NSO Group, based in Herzliya, on the northern outskirts of Tel Aviv, was founded in 2010 and describes itself as a leader in “cyber warfare” and a vendor of surveillance software to governments around the world. It maintains no website and keeps a low profile.

The Citizen Lab report said NSO Group had been sold to a San Francisco private equity group, Francisco Partners Management LLC, in 2014. A call of inquiry to that group led an NSO Group spokesman, Zamir Dahbash, to call McClatchy.

He offered a statement that said the company’s mission was “to help make the world a safer place” and that it sold only to authorized government agencies to help them “combat terror and crime.”

NSO Group does not operate any of its systems, he said, only selling the software.

“The agreements signed with the company’s customers require that the company’s products only be used in a lawful manner. Specifically, the products may only be used for the prevention and investigation of crimes,” Dahbash said.

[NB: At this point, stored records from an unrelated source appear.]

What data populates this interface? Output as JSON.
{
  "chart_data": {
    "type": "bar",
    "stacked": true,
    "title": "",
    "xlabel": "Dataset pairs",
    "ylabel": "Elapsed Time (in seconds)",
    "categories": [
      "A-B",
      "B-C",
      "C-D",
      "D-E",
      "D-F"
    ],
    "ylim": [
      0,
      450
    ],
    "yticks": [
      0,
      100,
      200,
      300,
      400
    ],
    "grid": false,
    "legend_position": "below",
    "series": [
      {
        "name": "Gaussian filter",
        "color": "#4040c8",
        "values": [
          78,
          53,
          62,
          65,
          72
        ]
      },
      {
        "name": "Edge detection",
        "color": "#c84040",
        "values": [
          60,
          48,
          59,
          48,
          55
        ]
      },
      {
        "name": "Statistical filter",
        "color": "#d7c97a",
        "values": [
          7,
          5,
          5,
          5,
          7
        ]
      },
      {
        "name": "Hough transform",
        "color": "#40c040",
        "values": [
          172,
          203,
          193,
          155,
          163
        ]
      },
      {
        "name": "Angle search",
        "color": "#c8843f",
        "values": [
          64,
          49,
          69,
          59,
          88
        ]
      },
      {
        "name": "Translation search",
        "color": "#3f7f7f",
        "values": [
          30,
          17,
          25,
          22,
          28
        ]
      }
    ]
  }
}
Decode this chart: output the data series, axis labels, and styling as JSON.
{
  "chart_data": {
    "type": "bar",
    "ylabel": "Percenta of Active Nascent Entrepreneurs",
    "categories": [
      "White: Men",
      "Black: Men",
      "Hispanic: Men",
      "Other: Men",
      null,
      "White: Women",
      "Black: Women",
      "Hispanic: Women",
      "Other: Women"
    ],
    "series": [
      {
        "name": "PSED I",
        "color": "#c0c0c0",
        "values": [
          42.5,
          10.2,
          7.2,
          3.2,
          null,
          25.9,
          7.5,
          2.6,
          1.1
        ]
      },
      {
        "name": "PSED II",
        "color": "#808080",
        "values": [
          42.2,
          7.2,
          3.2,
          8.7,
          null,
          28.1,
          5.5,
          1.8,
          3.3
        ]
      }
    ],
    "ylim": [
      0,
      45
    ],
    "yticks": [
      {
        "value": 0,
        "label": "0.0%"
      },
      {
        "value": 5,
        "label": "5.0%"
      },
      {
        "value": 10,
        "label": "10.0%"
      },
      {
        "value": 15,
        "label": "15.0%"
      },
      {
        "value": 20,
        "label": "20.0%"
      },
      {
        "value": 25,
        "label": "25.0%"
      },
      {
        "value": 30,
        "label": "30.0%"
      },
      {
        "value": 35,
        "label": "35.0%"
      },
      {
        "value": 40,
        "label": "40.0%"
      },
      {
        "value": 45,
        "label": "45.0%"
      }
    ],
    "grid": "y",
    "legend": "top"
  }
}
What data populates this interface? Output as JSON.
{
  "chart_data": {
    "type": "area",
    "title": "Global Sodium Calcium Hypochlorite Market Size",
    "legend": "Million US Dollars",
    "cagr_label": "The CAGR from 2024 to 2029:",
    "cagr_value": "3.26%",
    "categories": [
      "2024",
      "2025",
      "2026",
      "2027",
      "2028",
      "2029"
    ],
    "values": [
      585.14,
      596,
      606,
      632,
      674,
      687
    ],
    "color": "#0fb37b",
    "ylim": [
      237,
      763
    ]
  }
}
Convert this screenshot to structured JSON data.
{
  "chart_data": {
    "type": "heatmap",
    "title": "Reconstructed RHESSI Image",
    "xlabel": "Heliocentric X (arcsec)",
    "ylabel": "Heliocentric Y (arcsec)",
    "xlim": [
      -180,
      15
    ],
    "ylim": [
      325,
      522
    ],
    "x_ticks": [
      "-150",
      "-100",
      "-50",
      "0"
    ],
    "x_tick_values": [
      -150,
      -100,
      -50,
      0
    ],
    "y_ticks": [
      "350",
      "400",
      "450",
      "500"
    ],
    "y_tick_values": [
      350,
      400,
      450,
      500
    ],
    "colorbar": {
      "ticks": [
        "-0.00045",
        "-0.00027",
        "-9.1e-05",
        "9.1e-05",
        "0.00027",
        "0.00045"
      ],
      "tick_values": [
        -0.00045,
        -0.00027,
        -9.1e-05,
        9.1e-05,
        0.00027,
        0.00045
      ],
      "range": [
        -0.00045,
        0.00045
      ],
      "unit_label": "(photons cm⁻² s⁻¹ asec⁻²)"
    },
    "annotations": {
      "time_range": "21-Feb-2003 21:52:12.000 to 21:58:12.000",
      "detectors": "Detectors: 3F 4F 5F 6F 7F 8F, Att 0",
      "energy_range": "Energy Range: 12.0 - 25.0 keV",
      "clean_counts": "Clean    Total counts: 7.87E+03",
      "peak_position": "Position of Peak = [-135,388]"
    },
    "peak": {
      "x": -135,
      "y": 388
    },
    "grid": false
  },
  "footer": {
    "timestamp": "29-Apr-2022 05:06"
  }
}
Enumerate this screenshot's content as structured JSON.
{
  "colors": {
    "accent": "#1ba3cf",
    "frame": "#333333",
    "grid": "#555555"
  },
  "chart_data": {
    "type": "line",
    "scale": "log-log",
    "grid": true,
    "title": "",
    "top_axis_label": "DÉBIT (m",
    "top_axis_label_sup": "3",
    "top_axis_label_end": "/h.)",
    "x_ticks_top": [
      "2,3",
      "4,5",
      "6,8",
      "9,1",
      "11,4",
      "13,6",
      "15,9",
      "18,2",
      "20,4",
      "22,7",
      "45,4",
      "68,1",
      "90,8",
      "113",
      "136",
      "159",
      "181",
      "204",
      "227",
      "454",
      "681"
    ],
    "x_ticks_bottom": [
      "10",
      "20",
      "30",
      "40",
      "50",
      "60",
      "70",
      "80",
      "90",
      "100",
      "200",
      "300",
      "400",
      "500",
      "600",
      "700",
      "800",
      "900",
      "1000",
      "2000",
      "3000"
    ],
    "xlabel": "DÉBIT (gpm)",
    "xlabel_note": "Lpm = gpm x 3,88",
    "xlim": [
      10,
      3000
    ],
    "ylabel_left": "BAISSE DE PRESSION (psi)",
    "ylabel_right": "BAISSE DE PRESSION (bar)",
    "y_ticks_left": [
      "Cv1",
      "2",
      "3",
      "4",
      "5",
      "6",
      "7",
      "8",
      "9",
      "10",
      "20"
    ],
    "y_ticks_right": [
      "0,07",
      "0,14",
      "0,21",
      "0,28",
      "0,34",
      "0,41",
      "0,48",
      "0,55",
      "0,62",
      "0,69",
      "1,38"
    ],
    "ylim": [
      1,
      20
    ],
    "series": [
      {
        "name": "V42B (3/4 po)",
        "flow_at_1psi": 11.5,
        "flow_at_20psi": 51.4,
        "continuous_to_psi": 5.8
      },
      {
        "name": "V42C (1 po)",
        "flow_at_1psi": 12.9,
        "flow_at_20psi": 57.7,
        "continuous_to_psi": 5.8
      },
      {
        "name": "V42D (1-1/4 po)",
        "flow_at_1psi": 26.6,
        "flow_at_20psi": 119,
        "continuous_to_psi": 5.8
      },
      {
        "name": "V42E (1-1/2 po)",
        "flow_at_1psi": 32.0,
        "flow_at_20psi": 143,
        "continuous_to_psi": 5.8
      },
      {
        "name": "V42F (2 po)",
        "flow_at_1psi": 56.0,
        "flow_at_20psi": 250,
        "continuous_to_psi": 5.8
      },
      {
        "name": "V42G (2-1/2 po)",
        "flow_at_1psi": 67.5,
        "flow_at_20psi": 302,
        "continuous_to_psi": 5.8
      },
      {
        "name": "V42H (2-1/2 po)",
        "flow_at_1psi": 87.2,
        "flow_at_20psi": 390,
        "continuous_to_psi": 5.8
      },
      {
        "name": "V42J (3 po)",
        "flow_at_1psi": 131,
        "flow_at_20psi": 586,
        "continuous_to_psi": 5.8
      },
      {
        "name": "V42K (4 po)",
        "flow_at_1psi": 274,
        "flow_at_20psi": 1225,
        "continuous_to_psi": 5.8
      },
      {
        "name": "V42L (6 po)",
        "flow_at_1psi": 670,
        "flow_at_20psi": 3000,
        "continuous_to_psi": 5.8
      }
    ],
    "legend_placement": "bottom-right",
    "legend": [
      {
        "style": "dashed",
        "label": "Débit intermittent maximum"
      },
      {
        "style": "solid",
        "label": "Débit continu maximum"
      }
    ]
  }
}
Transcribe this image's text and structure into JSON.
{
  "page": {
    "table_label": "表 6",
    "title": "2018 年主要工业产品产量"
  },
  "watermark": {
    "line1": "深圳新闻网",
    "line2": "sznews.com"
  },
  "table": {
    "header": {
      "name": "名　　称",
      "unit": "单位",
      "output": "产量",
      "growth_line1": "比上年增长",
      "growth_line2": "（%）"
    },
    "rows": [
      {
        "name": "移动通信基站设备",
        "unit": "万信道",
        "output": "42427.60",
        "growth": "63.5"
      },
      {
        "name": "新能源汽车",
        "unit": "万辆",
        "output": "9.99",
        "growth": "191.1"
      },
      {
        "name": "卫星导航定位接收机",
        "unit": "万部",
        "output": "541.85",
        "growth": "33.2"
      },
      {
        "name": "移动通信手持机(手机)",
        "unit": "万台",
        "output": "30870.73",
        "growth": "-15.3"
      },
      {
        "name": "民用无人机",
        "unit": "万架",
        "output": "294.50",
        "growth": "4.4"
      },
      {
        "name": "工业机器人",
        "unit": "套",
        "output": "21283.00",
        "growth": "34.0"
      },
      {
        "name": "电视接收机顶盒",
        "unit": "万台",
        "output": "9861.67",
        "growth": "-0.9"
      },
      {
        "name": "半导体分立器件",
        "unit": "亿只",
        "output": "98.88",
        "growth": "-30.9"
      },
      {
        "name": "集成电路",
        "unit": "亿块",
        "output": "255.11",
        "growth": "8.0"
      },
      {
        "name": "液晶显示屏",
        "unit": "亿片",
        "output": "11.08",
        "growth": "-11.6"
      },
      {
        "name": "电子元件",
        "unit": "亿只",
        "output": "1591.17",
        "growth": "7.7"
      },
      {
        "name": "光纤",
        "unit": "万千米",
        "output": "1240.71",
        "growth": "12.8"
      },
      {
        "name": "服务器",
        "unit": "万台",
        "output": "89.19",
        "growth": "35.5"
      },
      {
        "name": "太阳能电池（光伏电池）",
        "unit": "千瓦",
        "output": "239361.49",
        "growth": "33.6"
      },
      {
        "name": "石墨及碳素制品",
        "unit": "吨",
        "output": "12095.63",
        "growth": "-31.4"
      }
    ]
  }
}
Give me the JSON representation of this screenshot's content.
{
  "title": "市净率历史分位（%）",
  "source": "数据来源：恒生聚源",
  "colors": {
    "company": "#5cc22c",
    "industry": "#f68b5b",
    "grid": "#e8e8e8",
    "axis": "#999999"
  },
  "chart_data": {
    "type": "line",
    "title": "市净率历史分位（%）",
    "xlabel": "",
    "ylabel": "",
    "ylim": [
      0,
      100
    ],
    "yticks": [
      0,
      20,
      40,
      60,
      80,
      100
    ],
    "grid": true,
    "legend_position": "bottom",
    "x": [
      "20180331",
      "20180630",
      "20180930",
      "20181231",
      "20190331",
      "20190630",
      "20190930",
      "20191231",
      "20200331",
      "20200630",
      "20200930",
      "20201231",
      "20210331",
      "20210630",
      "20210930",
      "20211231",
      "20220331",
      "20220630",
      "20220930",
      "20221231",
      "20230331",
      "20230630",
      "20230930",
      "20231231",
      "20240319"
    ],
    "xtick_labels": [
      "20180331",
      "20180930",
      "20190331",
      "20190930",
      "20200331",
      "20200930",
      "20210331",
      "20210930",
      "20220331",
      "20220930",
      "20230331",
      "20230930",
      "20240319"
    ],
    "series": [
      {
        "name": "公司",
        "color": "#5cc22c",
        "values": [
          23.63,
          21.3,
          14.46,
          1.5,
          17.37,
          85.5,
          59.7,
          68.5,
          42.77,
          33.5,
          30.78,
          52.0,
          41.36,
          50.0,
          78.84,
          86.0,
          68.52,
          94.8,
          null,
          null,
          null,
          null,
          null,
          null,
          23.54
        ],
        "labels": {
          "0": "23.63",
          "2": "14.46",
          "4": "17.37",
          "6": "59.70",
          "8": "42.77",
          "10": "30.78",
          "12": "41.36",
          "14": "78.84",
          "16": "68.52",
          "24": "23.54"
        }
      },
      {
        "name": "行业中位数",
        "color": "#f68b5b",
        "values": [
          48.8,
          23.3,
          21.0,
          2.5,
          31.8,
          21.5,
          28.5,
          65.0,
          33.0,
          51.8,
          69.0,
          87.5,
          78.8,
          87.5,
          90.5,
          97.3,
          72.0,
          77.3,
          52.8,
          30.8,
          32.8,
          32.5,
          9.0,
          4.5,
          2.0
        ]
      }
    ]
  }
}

He would answer no further questions and would not confirm that the company had contracts with any agencies of the UAE government or with the government of Mexico, where another case emerged of efforts to infect iPhones with NSO spyware.

As the researchers traced the activities of their own infected iPhone, it led to an infrastructure of some 200 websites and servers used by NSO Group. The team then punched in the internet addresses to Google and Twitter “to see if anybody was sharing links to them,” Marczak said.

That’s when they came across a tweet by Rafael Cabrera, a Mexican editor who works for Aristegui Online, a muckraking portal that has repeatedly broken stories on alleged influence trafficking by President Enrique Pena Nieto and his wife.

Cabrera noted in the tweet that he’d gotten a “weird” text message that seemed to bait him to click on a suspicious link.

“We realized, oh my gosh, this guy received links which were connected to these websites that we connected to NSO Group,” Marczak said.

Cabrera, trapped in a traffic jam in Mexico City, said in a brief cellular phone interview that three members of Aristegui Online had been targeted with the text messages. In addition to himself, the portal’s lead investigator, Daniel Lizarraga, and another prominent journalist, Salvador Camarena, received texts.

All were on the team that in November 2014 revealed that Pena Nieto’s wife had received a $7 million mansion from one of the government’s biggest contractors.

The team also took part, along with McClatchy and scores of other media outlets around the world, in the probe of the Panama Papers, the trove of documents from a Panamanian law firm that opened a window earlier this year on the murky world of offshore shell companies.

More: Panama Papers detail how ex-ambassador helped Russian company

Among the revelations from the documents was that the contractor who had built the mansion for the Mexican first lady had also sought to create a string of offshore trusts and companies to hide more than $100 million.

Cabrera said he could not pin blame on who might have wanted to spy on his iPhone.

“I can’t say if it was an individual or if it was the government,” Cabrera said.

The type of spyware sold by NSO Group routinely costs at least $1 million, according to a report by Lookout, making it a tool available mainly to governments.

Apple Inc. was notified by Citizen Lab and Lookout on Aug. 15 of the vulnerability in the iPhones and iPads, and it said the security update provided Thursday blocked the use of Trident spyware.

“We advise all of our customers to always download the latest version of iOS to protect themselves against potential security exploits,” Apple spokesman Fred Sainz said in an email.

But Marczak said Apple devices, like all others, faced an increasing onslaught from malware.

“Nothing is hack-proof, really,” he said. “There’s always ways into these devices.”